Alvaro has provided advice and counsel, and insight into the workings of the brain that probably aren’t available anywhere else. I’ve also been assisted by three of his brilliant staff, Dr. Lindsay Oberman, Dr. Ilaria Minio Paluello, and Dr. Shirley Fecteau. Together, they have introduced me to the wonders of neuroscience. It was they who explored the workings of mirror neurons with me, and I participated in some of their studies to unravel the secrets of brain plasticity. Thanks to them, I was able to experience personally the results I wrote about in the chapters on brain plasticity. More recently, my son, Jack, his girlfriend, Kirsten, and Alex also joined the TMS studies. The experiences I have had and observed in the TMS lab have influenced me as much as almost anything in my life.

Next I’d like to thank Monica Adler Werner, Bonnie Beers, Lisa Greenman, and the faculty of the Ivymount School in Rockville, Maryland, for their invaluable feedback about this book. They read early versions of the manuscript
and gave me an educator’s perspective on my story, something I didn’t have before. In addition, they have provided one of the teaching guides that accompany
Be Different
(available on the Random House Academic website and at
www.johnrobison.com
).

John Barone and the staff and students at the Monarch School of Houston also made a big contribution to this work by exposing me to their thoughts and ideas.
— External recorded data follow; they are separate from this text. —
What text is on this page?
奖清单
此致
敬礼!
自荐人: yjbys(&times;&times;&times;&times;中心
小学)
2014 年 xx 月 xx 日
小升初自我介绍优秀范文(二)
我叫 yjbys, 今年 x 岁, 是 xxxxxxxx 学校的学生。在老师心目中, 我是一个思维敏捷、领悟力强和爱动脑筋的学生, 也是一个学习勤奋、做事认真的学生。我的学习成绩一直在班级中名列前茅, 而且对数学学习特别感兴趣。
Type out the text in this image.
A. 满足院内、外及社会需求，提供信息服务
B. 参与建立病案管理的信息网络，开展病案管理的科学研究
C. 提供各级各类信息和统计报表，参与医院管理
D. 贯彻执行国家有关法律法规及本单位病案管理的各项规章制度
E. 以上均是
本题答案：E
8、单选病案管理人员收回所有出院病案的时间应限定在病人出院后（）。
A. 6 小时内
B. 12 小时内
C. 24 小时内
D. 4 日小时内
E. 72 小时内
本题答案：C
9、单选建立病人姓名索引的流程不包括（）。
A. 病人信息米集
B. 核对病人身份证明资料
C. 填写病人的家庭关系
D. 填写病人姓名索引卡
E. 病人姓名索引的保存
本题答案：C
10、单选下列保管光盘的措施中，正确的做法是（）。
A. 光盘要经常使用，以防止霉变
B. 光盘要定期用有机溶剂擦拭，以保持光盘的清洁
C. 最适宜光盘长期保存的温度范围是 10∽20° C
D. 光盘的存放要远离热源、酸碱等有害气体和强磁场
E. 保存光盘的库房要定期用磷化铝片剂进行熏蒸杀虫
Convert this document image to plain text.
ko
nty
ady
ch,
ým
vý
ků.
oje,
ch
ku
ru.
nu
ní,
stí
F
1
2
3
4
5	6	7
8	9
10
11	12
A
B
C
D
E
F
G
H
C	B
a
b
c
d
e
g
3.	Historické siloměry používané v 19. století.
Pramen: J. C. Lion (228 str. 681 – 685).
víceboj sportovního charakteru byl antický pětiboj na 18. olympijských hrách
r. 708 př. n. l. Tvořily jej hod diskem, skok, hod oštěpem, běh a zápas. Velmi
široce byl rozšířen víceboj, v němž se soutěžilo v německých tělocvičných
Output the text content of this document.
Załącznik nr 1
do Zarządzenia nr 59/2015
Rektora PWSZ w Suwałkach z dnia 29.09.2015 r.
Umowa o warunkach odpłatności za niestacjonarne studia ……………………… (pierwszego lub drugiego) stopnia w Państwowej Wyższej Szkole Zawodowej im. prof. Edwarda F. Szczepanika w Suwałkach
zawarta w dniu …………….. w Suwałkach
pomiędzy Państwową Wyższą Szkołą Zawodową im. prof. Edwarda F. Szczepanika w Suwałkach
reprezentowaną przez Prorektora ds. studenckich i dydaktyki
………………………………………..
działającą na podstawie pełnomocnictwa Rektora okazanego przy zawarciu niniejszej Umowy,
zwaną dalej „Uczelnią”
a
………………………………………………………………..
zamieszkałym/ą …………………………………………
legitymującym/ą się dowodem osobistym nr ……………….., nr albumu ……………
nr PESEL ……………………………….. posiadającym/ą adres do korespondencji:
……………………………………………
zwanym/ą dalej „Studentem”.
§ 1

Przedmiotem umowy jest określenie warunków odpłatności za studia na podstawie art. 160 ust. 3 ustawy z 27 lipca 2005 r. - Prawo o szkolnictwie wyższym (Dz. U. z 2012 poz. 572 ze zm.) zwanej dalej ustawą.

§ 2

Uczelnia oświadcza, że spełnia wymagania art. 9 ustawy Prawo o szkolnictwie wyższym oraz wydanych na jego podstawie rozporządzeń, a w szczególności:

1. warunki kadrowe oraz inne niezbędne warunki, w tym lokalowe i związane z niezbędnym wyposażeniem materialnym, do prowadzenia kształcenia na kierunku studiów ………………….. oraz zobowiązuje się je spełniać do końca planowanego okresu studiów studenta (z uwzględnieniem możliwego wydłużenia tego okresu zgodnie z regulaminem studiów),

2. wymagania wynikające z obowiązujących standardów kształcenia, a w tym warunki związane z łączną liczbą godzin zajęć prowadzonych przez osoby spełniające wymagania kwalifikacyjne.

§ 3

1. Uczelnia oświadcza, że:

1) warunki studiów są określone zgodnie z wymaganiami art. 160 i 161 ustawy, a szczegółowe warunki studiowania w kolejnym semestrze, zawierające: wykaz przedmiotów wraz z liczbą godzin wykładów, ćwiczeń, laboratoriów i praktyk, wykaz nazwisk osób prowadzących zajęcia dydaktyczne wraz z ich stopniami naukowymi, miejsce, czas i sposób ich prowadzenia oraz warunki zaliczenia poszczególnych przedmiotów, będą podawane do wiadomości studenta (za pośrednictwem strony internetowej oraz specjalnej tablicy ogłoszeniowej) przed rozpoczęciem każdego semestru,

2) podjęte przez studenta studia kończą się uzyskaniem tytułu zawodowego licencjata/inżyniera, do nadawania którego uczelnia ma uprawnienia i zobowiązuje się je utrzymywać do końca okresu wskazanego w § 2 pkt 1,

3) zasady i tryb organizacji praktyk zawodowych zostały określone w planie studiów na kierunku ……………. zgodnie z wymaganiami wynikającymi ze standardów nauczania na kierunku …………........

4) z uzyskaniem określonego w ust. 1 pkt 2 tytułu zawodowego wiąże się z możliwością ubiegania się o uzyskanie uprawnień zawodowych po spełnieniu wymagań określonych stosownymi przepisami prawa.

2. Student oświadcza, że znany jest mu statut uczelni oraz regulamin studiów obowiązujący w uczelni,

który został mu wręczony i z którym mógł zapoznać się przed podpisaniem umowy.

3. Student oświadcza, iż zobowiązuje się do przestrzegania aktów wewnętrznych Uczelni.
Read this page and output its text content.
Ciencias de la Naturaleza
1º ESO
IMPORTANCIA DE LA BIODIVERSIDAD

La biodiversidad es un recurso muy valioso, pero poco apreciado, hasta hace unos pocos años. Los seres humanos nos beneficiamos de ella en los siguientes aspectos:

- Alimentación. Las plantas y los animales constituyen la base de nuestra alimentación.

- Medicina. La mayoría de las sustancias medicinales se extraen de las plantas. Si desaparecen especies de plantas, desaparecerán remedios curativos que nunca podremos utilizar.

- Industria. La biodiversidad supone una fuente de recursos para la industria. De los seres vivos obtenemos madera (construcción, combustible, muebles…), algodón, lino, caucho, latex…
Monarch was one of the first schools to adopt
Look Me in the Eye
, and one of the first schools to ask me to speak to its students. From that beginning Monarch developed an excellent Leader’s Guide for
Look Me in the Eye
, and I hope the school does the same for this book. Monarch’s greatest gift to me is probably the student perspective. Much of the Leader’s Guide was actually developed in conjunction with the students themselves; doing so was a remarkable experience.

I’d also like to thank the moms and teens who read this manuscript and offered suggestions. They read my stories, told me which ones were funny and which weren’t, and offered their own ideas as to what the stories really showed. Some moms subjected my stories to actual kid testing, with their own children as readers. The book could not have reached its final form without them.